The Roots of a Rural Jewish Community
Walla Walla took form as a town in 1859, and although Jews were among the earliest settlers, it took a few generations before a large enough community was present to support Jewish institutions such as a synagogue. Some Jewish merchants operated or opened businesses in Walla Walla when gold was discovered in the eastern part of the territory, but the beginning of a local Jewish community followed the large migration of Jews from Eastern Europe in the late nineteenth and early twentieth centuries.
By the 1930s, there may have been as many as 75 Jewish families in Walla Walla, a number of which were successful and well established in the community. In 1936, heads of 20 of these families signed a petition for the establishment of a B'nai B'rith (Sons of the Covenant) lodge and an auxiliary women's group. B'nai B'rith, a cultural and philanthropic organization that has operated orphanages, hospitals, retirement homes, and an emergency relief fund, was instituted in Walla Walla with much pomp and public support on March 29, 1936.
The Community and the Congregation
Around the time of the establishment of Wall Walla's B'nai B'rith lodge, synagogue services began to occur regularly in private homes. One of these homes belonged to Myer and Celia Youdovitch, and after Myer's death in 1938, Celia proposed the establishment of a synagogue in his name. As Congregation Beth Israel Myer Youdovitch Memorial was taking form, in early 1940 a Jewish agency asked the congregation if it would support Rabbi Franklin Cohn (1906-1971) and his family, who had fled Germany. The congregation acquired a house at 329 E Rose Street to serve as both a residence and a synagogue and the synagogue was incorporated in December 1940.
Military operations in the region increased the number of Jews in the Walla Walla area and Cohn, the synagogue, and B'nai B'rith were kept busy responding the religious and social needs of Walla Walla's Jewish community. But Cohn had to supplement his income by working as a bookkeeper and in 1942 the Cohn family left Walla Walla for Seattle.
After the war, lay leaders and visiting rabbis led services at the synagogue, and in 1972 some 40 families celebrated the first Passover Seder held in a new synagogue building at the corner of Alder and Roosevelt streets.

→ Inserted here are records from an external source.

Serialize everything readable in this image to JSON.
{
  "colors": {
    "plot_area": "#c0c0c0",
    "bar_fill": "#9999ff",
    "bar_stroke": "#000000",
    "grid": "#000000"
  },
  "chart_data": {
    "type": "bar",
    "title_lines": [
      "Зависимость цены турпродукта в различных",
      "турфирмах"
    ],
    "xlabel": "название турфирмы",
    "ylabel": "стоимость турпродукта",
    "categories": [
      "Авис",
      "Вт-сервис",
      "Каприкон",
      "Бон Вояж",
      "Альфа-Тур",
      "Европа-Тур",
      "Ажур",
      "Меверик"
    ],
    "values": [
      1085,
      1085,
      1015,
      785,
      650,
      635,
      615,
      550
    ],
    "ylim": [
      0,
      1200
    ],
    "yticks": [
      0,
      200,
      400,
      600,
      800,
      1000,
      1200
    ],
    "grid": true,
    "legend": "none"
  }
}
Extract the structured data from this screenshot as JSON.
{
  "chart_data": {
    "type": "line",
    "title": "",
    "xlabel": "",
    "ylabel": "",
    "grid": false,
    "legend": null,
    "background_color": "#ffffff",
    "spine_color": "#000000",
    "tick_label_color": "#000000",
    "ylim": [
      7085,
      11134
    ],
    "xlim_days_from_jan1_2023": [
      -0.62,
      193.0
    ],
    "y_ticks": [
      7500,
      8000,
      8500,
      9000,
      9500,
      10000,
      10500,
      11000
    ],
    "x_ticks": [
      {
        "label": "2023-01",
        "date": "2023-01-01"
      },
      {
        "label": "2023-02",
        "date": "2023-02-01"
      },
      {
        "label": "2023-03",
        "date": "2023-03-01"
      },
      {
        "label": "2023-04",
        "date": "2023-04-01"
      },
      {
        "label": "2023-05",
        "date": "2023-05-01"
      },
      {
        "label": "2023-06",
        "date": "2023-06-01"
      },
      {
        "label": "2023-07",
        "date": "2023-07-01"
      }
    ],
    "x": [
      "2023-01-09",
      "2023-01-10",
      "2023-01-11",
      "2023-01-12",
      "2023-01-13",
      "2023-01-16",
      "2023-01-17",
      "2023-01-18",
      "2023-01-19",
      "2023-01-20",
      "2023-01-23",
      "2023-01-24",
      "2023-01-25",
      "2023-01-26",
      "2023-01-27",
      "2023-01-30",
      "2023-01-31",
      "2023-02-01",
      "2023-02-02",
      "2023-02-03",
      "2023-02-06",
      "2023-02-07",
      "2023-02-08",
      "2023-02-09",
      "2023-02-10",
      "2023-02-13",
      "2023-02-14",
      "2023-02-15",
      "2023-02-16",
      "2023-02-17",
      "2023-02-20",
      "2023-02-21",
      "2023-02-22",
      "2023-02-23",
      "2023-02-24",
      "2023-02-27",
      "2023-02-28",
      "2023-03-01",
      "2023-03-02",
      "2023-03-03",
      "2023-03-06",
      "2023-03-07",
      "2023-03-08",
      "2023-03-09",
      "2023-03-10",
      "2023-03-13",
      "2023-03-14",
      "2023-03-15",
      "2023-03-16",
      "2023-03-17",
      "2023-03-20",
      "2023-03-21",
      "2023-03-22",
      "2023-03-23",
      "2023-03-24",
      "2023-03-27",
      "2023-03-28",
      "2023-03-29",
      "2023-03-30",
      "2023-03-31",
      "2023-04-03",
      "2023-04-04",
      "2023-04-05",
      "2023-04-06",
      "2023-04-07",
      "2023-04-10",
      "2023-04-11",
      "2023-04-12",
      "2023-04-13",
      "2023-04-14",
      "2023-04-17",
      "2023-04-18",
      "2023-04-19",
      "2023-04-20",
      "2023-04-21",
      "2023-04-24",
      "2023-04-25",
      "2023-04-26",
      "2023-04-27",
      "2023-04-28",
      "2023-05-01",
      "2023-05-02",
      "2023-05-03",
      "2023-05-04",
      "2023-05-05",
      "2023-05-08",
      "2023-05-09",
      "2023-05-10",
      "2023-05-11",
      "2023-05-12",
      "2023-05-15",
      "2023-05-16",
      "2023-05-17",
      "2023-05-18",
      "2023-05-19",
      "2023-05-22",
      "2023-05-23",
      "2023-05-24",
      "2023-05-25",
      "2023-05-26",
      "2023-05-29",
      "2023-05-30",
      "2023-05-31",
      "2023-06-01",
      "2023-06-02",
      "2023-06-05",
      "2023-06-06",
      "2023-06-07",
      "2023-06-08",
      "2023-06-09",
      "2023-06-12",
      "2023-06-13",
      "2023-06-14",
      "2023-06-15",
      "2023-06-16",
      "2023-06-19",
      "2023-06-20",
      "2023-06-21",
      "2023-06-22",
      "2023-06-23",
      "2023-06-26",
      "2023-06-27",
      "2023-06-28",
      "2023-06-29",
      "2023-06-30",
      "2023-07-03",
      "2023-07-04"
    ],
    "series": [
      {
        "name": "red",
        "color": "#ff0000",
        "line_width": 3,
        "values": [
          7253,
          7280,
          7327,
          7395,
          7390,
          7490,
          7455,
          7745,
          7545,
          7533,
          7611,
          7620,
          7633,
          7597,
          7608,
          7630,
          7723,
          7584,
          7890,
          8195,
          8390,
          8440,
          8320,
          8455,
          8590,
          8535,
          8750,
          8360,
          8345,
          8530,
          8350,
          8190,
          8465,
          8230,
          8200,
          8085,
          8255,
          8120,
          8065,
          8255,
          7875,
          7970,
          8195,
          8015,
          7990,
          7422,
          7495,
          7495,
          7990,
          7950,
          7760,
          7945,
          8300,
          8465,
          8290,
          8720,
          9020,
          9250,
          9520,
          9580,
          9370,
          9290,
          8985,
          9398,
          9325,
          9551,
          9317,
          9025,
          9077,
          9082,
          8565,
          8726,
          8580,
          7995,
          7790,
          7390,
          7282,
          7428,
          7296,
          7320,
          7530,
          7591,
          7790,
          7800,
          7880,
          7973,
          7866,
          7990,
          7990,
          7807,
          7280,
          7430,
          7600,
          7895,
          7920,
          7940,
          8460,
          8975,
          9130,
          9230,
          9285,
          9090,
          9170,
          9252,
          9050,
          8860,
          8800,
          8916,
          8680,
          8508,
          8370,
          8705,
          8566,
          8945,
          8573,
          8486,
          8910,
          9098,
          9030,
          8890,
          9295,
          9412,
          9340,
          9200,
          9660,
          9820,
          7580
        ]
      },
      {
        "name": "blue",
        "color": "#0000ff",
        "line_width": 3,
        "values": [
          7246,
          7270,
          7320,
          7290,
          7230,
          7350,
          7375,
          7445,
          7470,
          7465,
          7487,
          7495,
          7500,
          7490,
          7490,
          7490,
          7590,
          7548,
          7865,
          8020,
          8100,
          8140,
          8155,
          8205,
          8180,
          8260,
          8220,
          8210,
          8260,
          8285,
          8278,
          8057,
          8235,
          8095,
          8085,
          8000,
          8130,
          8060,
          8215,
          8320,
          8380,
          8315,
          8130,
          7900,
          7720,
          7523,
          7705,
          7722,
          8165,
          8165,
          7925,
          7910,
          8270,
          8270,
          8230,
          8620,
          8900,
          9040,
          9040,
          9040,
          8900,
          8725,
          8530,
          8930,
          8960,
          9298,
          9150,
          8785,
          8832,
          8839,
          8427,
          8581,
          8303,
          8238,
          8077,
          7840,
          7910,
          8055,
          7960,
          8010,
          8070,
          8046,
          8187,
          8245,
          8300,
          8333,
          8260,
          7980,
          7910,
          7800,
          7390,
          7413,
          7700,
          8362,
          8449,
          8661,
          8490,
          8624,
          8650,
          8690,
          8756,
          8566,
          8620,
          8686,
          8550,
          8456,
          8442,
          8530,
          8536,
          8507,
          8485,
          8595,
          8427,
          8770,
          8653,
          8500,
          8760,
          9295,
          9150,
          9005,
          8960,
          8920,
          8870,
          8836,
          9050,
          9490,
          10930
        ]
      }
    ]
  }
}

By the 1980s, there were only a dozen Jewish families affiliated with the synagogue and services were held only a few times during the year,.
But during the last decades of the twentieth century, a number of professionals moved into the area and brought new life to the synagogue. The synagogue serves some 35 families. It is affiliated with the Union for Reform Judaism and the congregation meets regularly and celebrates the major holidays.
Molly Cone, Howard Droker, Jacqueline Williams, Family of Strangers: Building a Jewish Community in Washington State (Seattle: Washington State Jewish Historical Society, 2003); Benjamin Rigberg, Walla Walla: Judaism in a Rural Setting: Congregation Beth Israel of Walla Walla (Los Angeles: Western States Jewish History Association, 2001); Benjamin Rigberg Judaism in Walla Walla Collection, Whitman College and Northwest Archives, Walla Walla, Washington.